Why Bangladesh Tops the List

Bangladesh faces a combination of factors that make its air quality uniquely bad. The country is small, densely populated, and sits downwind of major pollution sources in neighboring India. During the dry season, prevailing winds carry pollutants from northern, northeastern, and northwestern India, the India-Nepal border region, the India-Pakistan border, and eastern Indian states directly into Bangladesh. This cross-border pollution is largely outside Bangladesh’s control, yet it significantly raises the country’s average readings.

Domestically, Bangladesh has its own substantial sources: brick kilns that burn coal and biomass, heavy traffic congestion in Dhaka and other cities, construction activity that throws dust into the air, and millions of households that cook with solid fuels. During the wet season, cleaner marine air flows in from the south and southeast, providing some relief. But the dry months, roughly October through March, bring a sustained pollution spike that drags the annual average far above safe levels.

The Role of Crop Burning in South Asia

One of the most dramatic seasonal pollution sources in the region is agricultural stubble burning. Every year from October to December, farmers across Punjab, Haryana, Uttar Pradesh, Madhya Pradesh, and other Indian states burn off plant stubble left in their fields after the rice harvest. This practice has continued for decades, sending long rivers of smoke and haze across the Indo-Gangetic Plain.

The timing of these fires matters more than you might expect. Most stubble fires now happen between 4 p.m. and 6 p.m., a shift from earlier in the afternoon just a few years ago. Satellite observations show peak fire activity moved from around 1:30 p.m. in 2020 to about 5:00 p.m. in 2024. Evening fires may actually produce worse pollution than afternoon fires because the lower atmosphere tends to be shallower and calmer at night, trapping pollutants close to the ground and allowing them to build up overnight. This smoke doesn’t stay local. It drifts across state and national borders, contributing to dangerous air quality readings in Delhi, Dhaka, and cities hundreds of miles from the fires.

The Health Toll of Living in Polluted Air

Air pollution is the leading environmental risk factor for death worldwide. In 2023, it contributed to 7.9 million deaths and 232 million healthy years of life lost globally. The largest health impacts fall on low- and middle-income countries, where people face higher exposures and have more limited access to healthcare.

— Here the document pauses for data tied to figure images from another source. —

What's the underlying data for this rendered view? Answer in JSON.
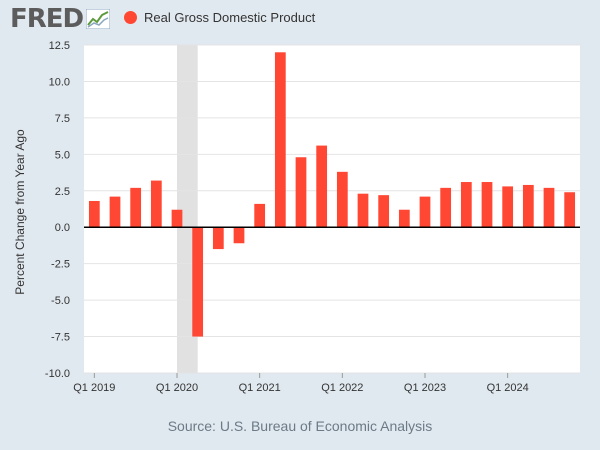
{
  "header": {
    "logo_text": "FRED",
    "logo_icon": "chart-line-icon",
    "legend_label": "Real Gross Domestic Product",
    "series_color": "#ff4733"
  },
  "source": "Source: U.S. Bureau of Economic Analysis",
  "chart_data": {
    "type": "bar",
    "title": "",
    "xlabel": "",
    "ylabel": "Percent Change from Year Ago",
    "ylim": [
      -10,
      12.5
    ],
    "yticks": [
      12.5,
      10,
      7.5,
      5,
      2.5,
      0,
      -2.5,
      -5,
      -7.5,
      -10
    ],
    "ytick_labels": [
      "12.5",
      "10.0",
      "7.5",
      "5.0",
      "2.5",
      "0.0",
      "-2.5",
      "-5.0",
      "-7.5",
      "-10.0"
    ],
    "categories": [
      "Q1 2019",
      "Q2 2019",
      "Q3 2019",
      "Q4 2019",
      "Q1 2020",
      "Q2 2020",
      "Q3 2020",
      "Q4 2020",
      "Q1 2021",
      "Q2 2021",
      "Q3 2021",
      "Q4 2021",
      "Q1 2022",
      "Q2 2022",
      "Q3 2022",
      "Q4 2022",
      "Q1 2023",
      "Q2 2023",
      "Q3 2023",
      "Q4 2023",
      "Q1 2024",
      "Q2 2024",
      "Q3 2024",
      "Q4 2024"
    ],
    "xtick_labels": [
      "Q1 2019",
      "Q1 2020",
      "Q1 2021",
      "Q1 2022",
      "Q1 2023",
      "Q1 2024"
    ],
    "series": [
      {
        "name": "Real Gross Domestic Product",
        "color": "#ff4733",
        "values": [
          1.8,
          2.1,
          2.7,
          3.2,
          1.2,
          -7.5,
          -1.5,
          -1.1,
          1.6,
          12.0,
          4.8,
          5.6,
          3.8,
          2.3,
          2.2,
          1.2,
          2.1,
          2.7,
          3.1,
          3.1,
          2.8,
          2.9,
          2.7,
          2.4
        ]
      }
    ],
    "recession_shading": [
      "Q1 2020",
      "Q2 2020"
    ],
    "recession_color": "#e1e1e1",
    "legend_position": "top-left",
    "grid": true,
    "plot_background": "#ffffff",
    "grid_color": "#e4e4e4"
  }
}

Long-term exposure to PM2.5 raises the risk of heart disease, stroke, lung cancer, chronic respiratory disease, and type 2 diabetes. Children and older adults are especially vulnerable. In countries like Bangladesh and Pakistan, where average PM2.5 levels stay elevated year-round, the cumulative effect is a measurable reduction in life expectancy across the entire population. The damage isn’t limited to people with existing health conditions. Healthy adults breathing this air for years develop problems they otherwise wouldn’t.

How the Most Polluted Countries Compare

While Bangladesh leads the rankings, the gap between it and the next few countries is relatively narrow. Pakistan and India consistently rank among the top five, and all three share geographic and economic factors that make improvement difficult: rapid urbanization, heavy reliance on fossil fuels, large agricultural sectors that depend on burning, and limited regulatory enforcement.

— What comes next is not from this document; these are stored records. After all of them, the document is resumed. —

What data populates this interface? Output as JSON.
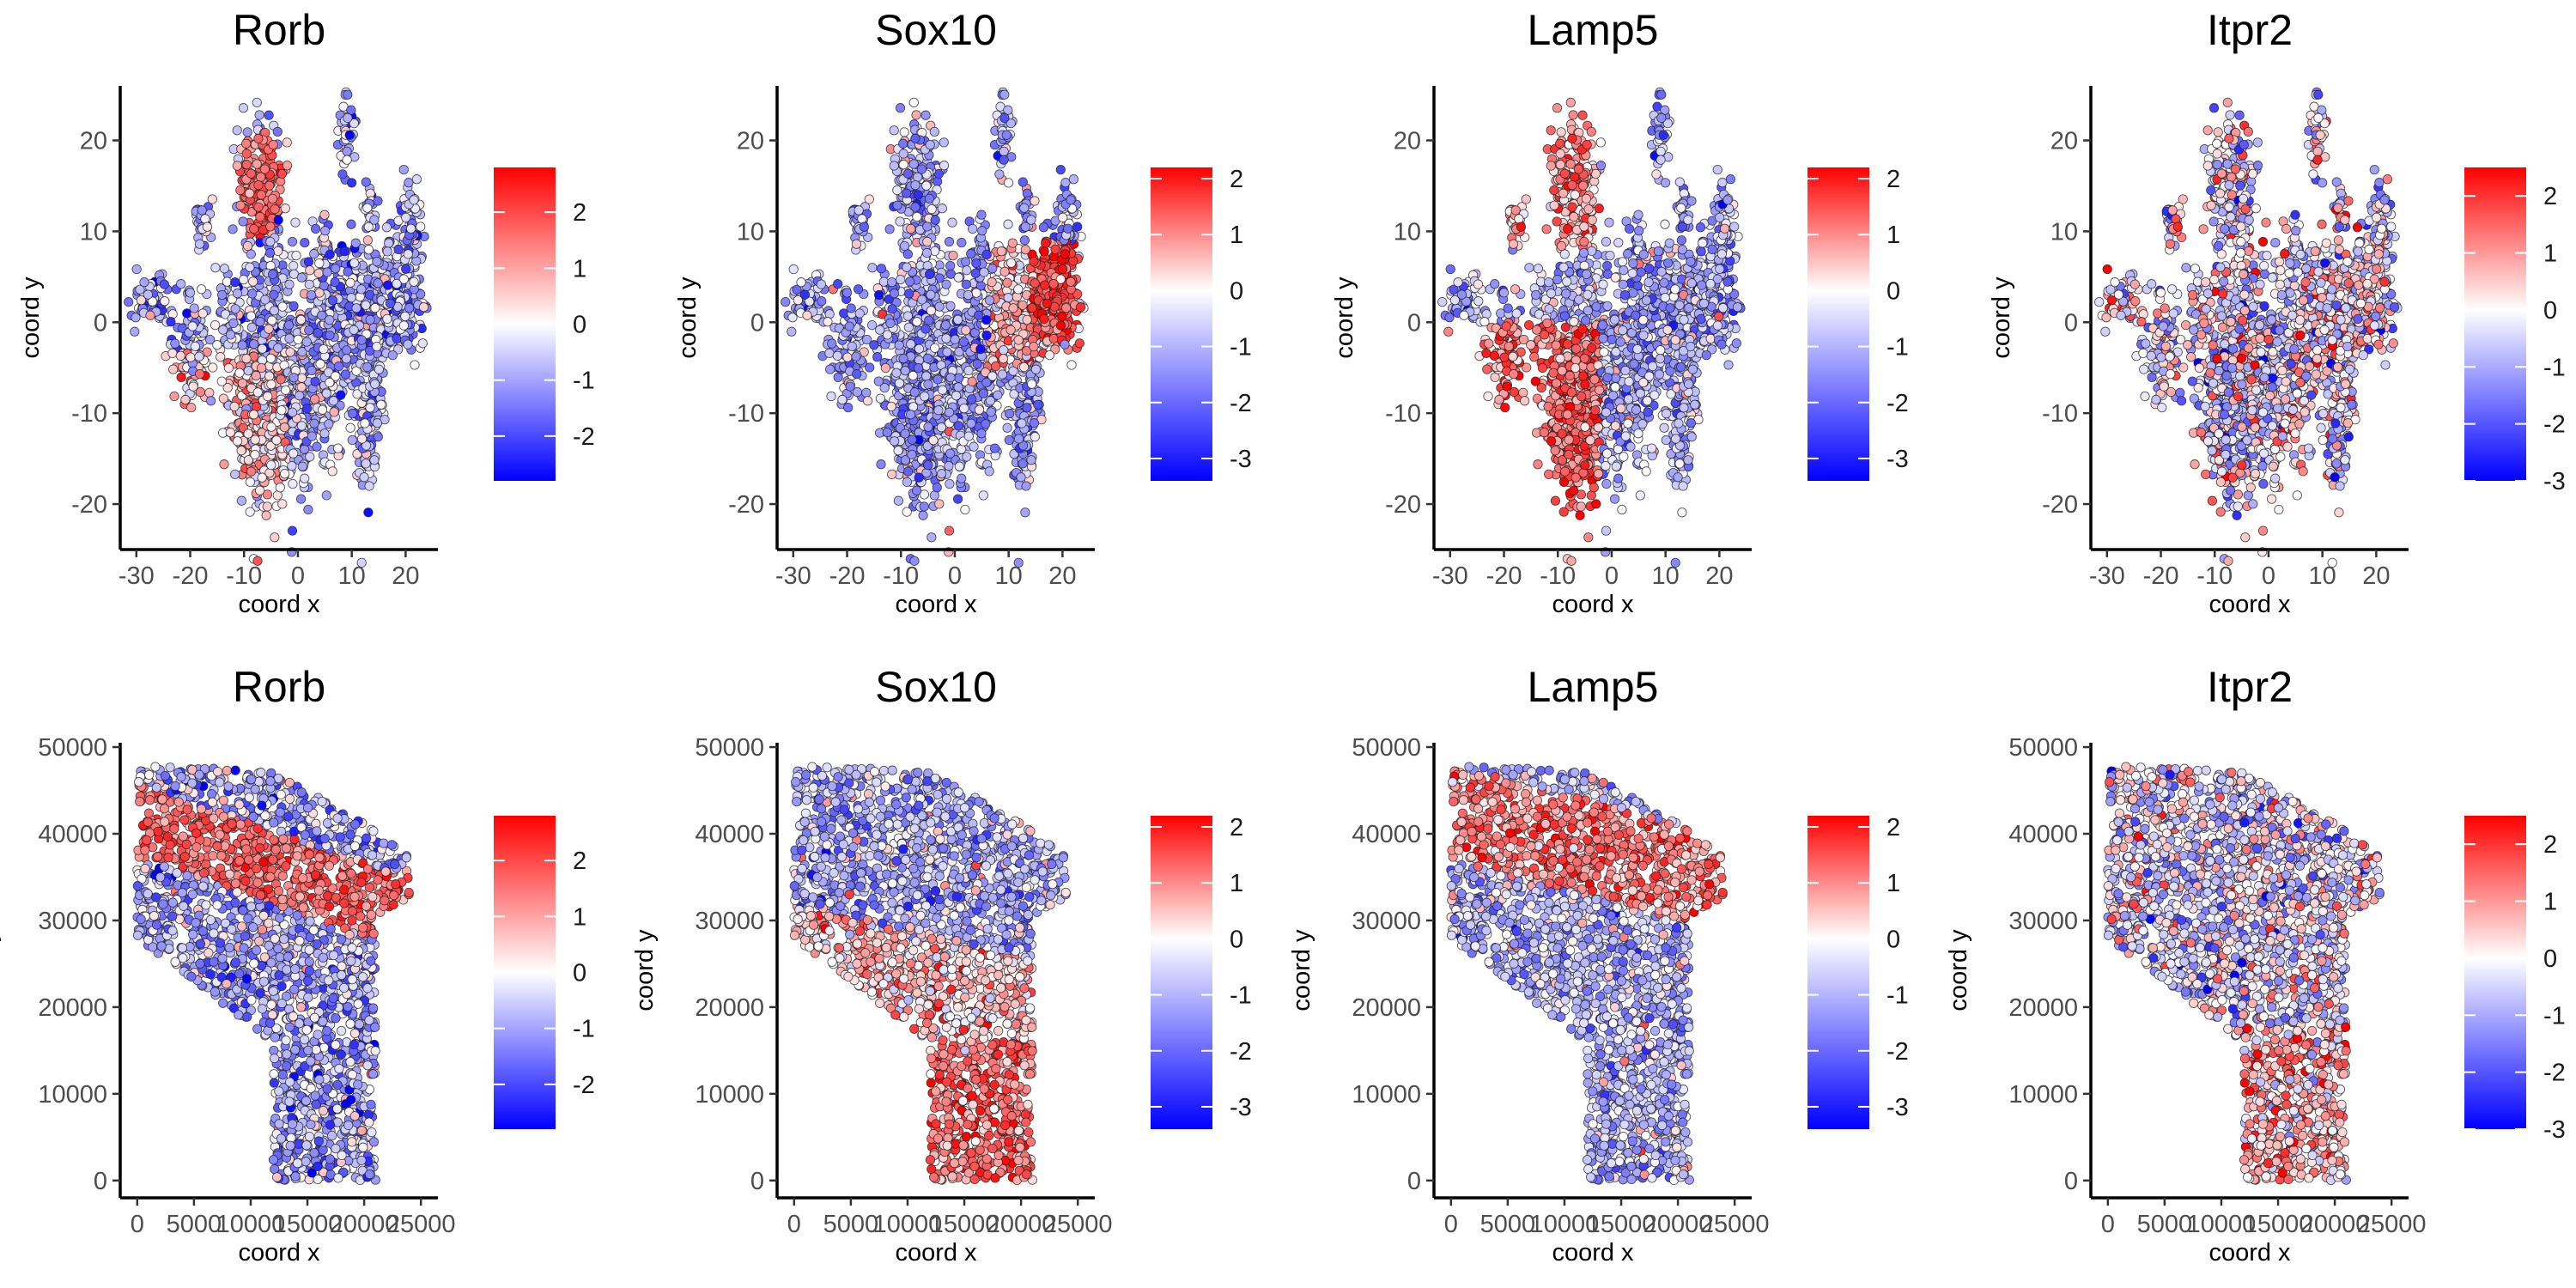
{
  "chart_data": [
    {
      "type": "scatter",
      "title": "Rorb",
      "xlabel": "coord x",
      "ylabel": "coord y",
      "xlim": [
        -33,
        26
      ],
      "ylim": [
        -25,
        26
      ],
      "xticks": [
        -30,
        -20,
        -10,
        0,
        10,
        20
      ],
      "yticks": [
        -20,
        -10,
        0,
        10,
        20
      ],
      "xtick_labels": [
        "-30",
        "-20",
        "-10",
        "0",
        "10",
        "20"
      ],
      "ytick_labels": [
        "-20",
        "-10",
        "0",
        "10",
        "20"
      ],
      "colorbar": {
        "min": -2.8,
        "max": 2.8,
        "ticks": [
          2,
          1,
          0,
          -1,
          -2
        ],
        "tick_labels": [
          "2",
          "1",
          "0",
          "-1",
          "-2"
        ],
        "colors": [
          "#0000ff",
          "#ffffff",
          "#ff0000"
        ]
      },
      "grid": false,
      "legend": "right"
    },
    {
      "type": "scatter",
      "title": "Sox10",
      "xlabel": "coord x",
      "ylabel": "coord y",
      "xlim": [
        -33,
        26
      ],
      "ylim": [
        -25,
        26
      ],
      "xticks": [
        -30,
        -20,
        -10,
        0,
        10,
        20
      ],
      "yticks": [
        -20,
        -10,
        0,
        10,
        20
      ],
      "xtick_labels": [
        "-30",
        "-20",
        "-10",
        "0",
        "10",
        "20"
      ],
      "ytick_labels": [
        "-20",
        "-10",
        "0",
        "10",
        "20"
      ],
      "colorbar": {
        "min": -3.4,
        "max": 2.2,
        "ticks": [
          2,
          1,
          0,
          -1,
          -2,
          -3
        ],
        "tick_labels": [
          "2",
          "1",
          "0",
          "-1",
          "-2",
          "-3"
        ],
        "colors": [
          "#0000ff",
          "#ffffff",
          "#ff0000"
        ]
      },
      "grid": false,
      "legend": "right"
    },
    {
      "type": "scatter",
      "title": "Lamp5",
      "xlabel": "coord x",
      "ylabel": "coord y",
      "xlim": [
        -33,
        26
      ],
      "ylim": [
        -25,
        26
      ],
      "xticks": [
        -30,
        -20,
        -10,
        0,
        10,
        20
      ],
      "yticks": [
        -20,
        -10,
        0,
        10,
        20
      ],
      "xtick_labels": [
        "-30",
        "-20",
        "-10",
        "0",
        "10",
        "20"
      ],
      "ytick_labels": [
        "-20",
        "-10",
        "0",
        "10",
        "20"
      ],
      "colorbar": {
        "min": -3.4,
        "max": 2.2,
        "ticks": [
          2,
          1,
          0,
          -1,
          -2,
          -3
        ],
        "tick_labels": [
          "2",
          "1",
          "0",
          "-1",
          "-2",
          "-3"
        ],
        "colors": [
          "#0000ff",
          "#ffffff",
          "#ff0000"
        ]
      },
      "grid": false,
      "legend": "right"
    },
    {
      "type": "scatter",
      "title": "Itpr2",
      "xlabel": "coord x",
      "ylabel": "coord y",
      "xlim": [
        -33,
        26
      ],
      "ylim": [
        -25,
        26
      ],
      "xticks": [
        -30,
        -20,
        -10,
        0,
        10,
        20
      ],
      "yticks": [
        -20,
        -10,
        0,
        10,
        20
      ],
      "xtick_labels": [
        "-30",
        "-20",
        "-10",
        "0",
        "10",
        "20"
      ],
      "ytick_labels": [
        "-20",
        "-10",
        "0",
        "10",
        "20"
      ],
      "colorbar": {
        "min": -3.0,
        "max": 2.5,
        "ticks": [
          2,
          1,
          0,
          -1,
          -2,
          -3
        ],
        "tick_labels": [
          "2",
          "1",
          "0",
          "-1",
          "-2",
          "-3"
        ],
        "colors": [
          "#0000ff",
          "#ffffff",
          "#ff0000"
        ]
      },
      "grid": false,
      "legend": "right"
    },
    {
      "type": "scatter",
      "title": "Rorb",
      "xlabel": "coord x",
      "ylabel": "coord y",
      "xlim": [
        -1500,
        26500
      ],
      "ylim": [
        -2000,
        50500
      ],
      "xticks": [
        0,
        5000,
        10000,
        15000,
        20000,
        25000
      ],
      "yticks": [
        0,
        10000,
        20000,
        30000,
        40000,
        50000
      ],
      "xtick_labels": [
        "0",
        "5000",
        "10000",
        "15000",
        "20000",
        "25000"
      ],
      "ytick_labels": [
        "0",
        "10000",
        "20000",
        "30000",
        "40000",
        "50000"
      ],
      "colorbar": {
        "min": -2.8,
        "max": 2.8,
        "ticks": [
          2,
          1,
          0,
          -1,
          -2
        ],
        "tick_labels": [
          "2",
          "1",
          "0",
          "-1",
          "-2"
        ],
        "colors": [
          "#0000ff",
          "#ffffff",
          "#ff0000"
        ]
      },
      "grid": false,
      "legend": "right"
    },
    {
      "type": "scatter",
      "title": "Sox10",
      "xlabel": "coord x",
      "ylabel": "coord y",
      "xlim": [
        -1500,
        26500
      ],
      "ylim": [
        -2000,
        50500
      ],
      "xticks": [
        0,
        5000,
        10000,
        15000,
        20000,
        25000
      ],
      "yticks": [
        0,
        10000,
        20000,
        30000,
        40000,
        50000
      ],
      "xtick_labels": [
        "0",
        "5000",
        "10000",
        "15000",
        "20000",
        "25000"
      ],
      "ytick_labels": [
        "0",
        "10000",
        "20000",
        "30000",
        "40000",
        "50000"
      ],
      "colorbar": {
        "min": -3.4,
        "max": 2.2,
        "ticks": [
          2,
          1,
          0,
          -1,
          -2,
          -3
        ],
        "tick_labels": [
          "2",
          "1",
          "0",
          "-1",
          "-2",
          "-3"
        ],
        "colors": [
          "#0000ff",
          "#ffffff",
          "#ff0000"
        ]
      },
      "grid": false,
      "legend": "right"
    },
    {
      "type": "scatter",
      "title": "Lamp5",
      "xlabel": "coord x",
      "ylabel": "coord y",
      "xlim": [
        -1500,
        26500
      ],
      "ylim": [
        -2000,
        50500
      ],
      "xticks": [
        0,
        5000,
        10000,
        15000,
        20000,
        25000
      ],
      "yticks": [
        0,
        10000,
        20000,
        30000,
        40000,
        50000
      ],
      "xtick_labels": [
        "0",
        "5000",
        "10000",
        "15000",
        "20000",
        "25000"
      ],
      "ytick_labels": [
        "0",
        "10000",
        "20000",
        "30000",
        "40000",
        "50000"
      ],
      "colorbar": {
        "min": -3.4,
        "max": 2.2,
        "ticks": [
          2,
          1,
          0,
          -1,
          -2,
          -3
        ],
        "tick_labels": [
          "2",
          "1",
          "0",
          "-1",
          "-2",
          "-3"
        ],
        "colors": [
          "#0000ff",
          "#ffffff",
          "#ff0000"
        ]
      },
      "grid": false,
      "legend": "right"
    },
    {
      "type": "scatter",
      "title": "Itpr2",
      "xlabel": "coord x",
      "ylabel": "coord y",
      "xlim": [
        -1500,
        26500
      ],
      "ylim": [
        -2000,
        50500
      ],
      "xticks": [
        0,
        5000,
        10000,
        15000,
        20000,
        25000
      ],
      "yticks": [
        0,
        10000,
        20000,
        30000,
        40000,
        50000
      ],
      "xtick_labels": [
        "0",
        "5000",
        "10000",
        "15000",
        "20000",
        "25000"
      ],
      "ytick_labels": [
        "0",
        "10000",
        "20000",
        "30000",
        "40000",
        "50000"
      ],
      "colorbar": {
        "min": -3.0,
        "max": 2.5,
        "ticks": [
          2,
          1,
          0,
          -1,
          -2,
          -3
        ],
        "tick_labels": [
          "2",
          "1",
          "0",
          "-1",
          "-2",
          "-3"
        ],
        "colors": [
          "#0000ff",
          "#ffffff",
          "#ff0000"
        ]
      },
      "grid": false,
      "legend": "right"
    }
  ]
}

African nations like the DRC also rank high, though for somewhat different reasons. Indoor cooking with wood and charcoal, open waste burning, and a lack of monitoring infrastructure all contribute. In many of these countries, there are fewer air quality sensors, so the true pollution levels may be even worse than reported averages suggest.

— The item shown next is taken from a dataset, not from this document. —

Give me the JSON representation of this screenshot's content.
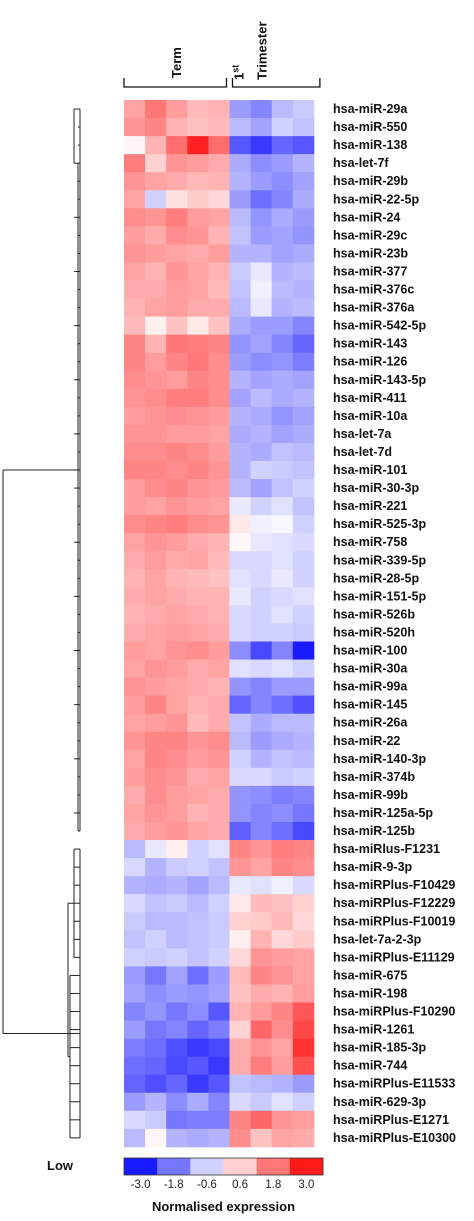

For comparison, the annual PM2.5 average in cities across Western Europe, North America, and parts of East Asia typically falls between 5 and 15 micrograms per cubic meter. Even at those levels, researchers have found measurable health effects, which is why the WHO tightened its guideline from 10 to 5 micrograms per cubic meter in 2021. Countries at the top of the pollution rankings are operating at concentrations ten to twenty times beyond what the best available science considers safe.